Ao pegarmos o ônibus que te levaria ao teu doce lar, sentei-me bem juntinho ao teu lado. Pedi um beijo, e com palavras me negaste. Só que os teus olhos me diziam o contrário e investi de forma sutil, todavia provocante. Com pequenos e breves beijos, fui preparando o teu inseguro ser para o gesto que tanto ansiávamos. Só que, inesperadamente, antecipaste o término do ato e nossos dentes acabaram por se encontrar, em um choque nada agradável. Com isso, foi veemente a tua nova negativa. Ainda insisti com uma nova tentativa, no entanto nada aconteceu. Resolvi apelar com outros gestos que só conseguiram te fazer estremecer, mas não cedeste, a ponto de me dares o tal beijo.
Chegaste a teu destino, sem que tivéssemos desfrutado daquilo que sei que, igualmente, desejávamos. Ainda falei que ficarias a me dever outra oportunidade, que nunca veio a ocorrer.

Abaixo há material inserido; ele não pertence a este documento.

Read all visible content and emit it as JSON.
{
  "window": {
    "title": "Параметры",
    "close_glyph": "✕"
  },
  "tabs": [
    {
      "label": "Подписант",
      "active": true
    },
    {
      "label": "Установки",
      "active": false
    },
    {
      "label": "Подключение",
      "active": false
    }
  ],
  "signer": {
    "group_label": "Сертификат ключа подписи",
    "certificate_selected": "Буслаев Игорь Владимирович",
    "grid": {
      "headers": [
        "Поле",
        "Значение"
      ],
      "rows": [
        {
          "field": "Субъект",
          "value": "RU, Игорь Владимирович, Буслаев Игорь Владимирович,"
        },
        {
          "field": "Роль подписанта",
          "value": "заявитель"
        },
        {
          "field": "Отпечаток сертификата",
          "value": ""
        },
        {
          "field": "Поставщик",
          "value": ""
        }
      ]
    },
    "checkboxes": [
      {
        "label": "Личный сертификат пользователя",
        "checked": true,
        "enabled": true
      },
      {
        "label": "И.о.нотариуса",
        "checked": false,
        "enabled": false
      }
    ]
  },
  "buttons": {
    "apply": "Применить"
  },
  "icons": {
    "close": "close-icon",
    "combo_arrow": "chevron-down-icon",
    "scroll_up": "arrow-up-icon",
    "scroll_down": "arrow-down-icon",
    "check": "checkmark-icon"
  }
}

O tempo passou, acabamos por nos encontrar, só que em uma ocasião diferente, na qual foste acompanhar uma pessoa de convivência em comum. Tudo conspirou para nossa desunião e ficamos separados por longos catorze meses, nos quais quase nada sabíamos um do outro.
Passado esse tempo, inventaste um pretexto para falar comigo e eu, ainda abatido pela perda de um ente querido, respondi a ti sem oposição ou questionamento. Desde então, estamos a nos falar, contudo sem aquela gostosa sensação de um desejo em comum. Talvez cientes de que falhamos em algo, na verdade, em alguns pequenos detalhes que colaboraram para não realizarmos o que tanto queríamos.
Não sei de ti, mas penso que algo ficou por realizar. Talvez, quem sabe, a execução daquele beijo que ficou até hoje suspenso no ar.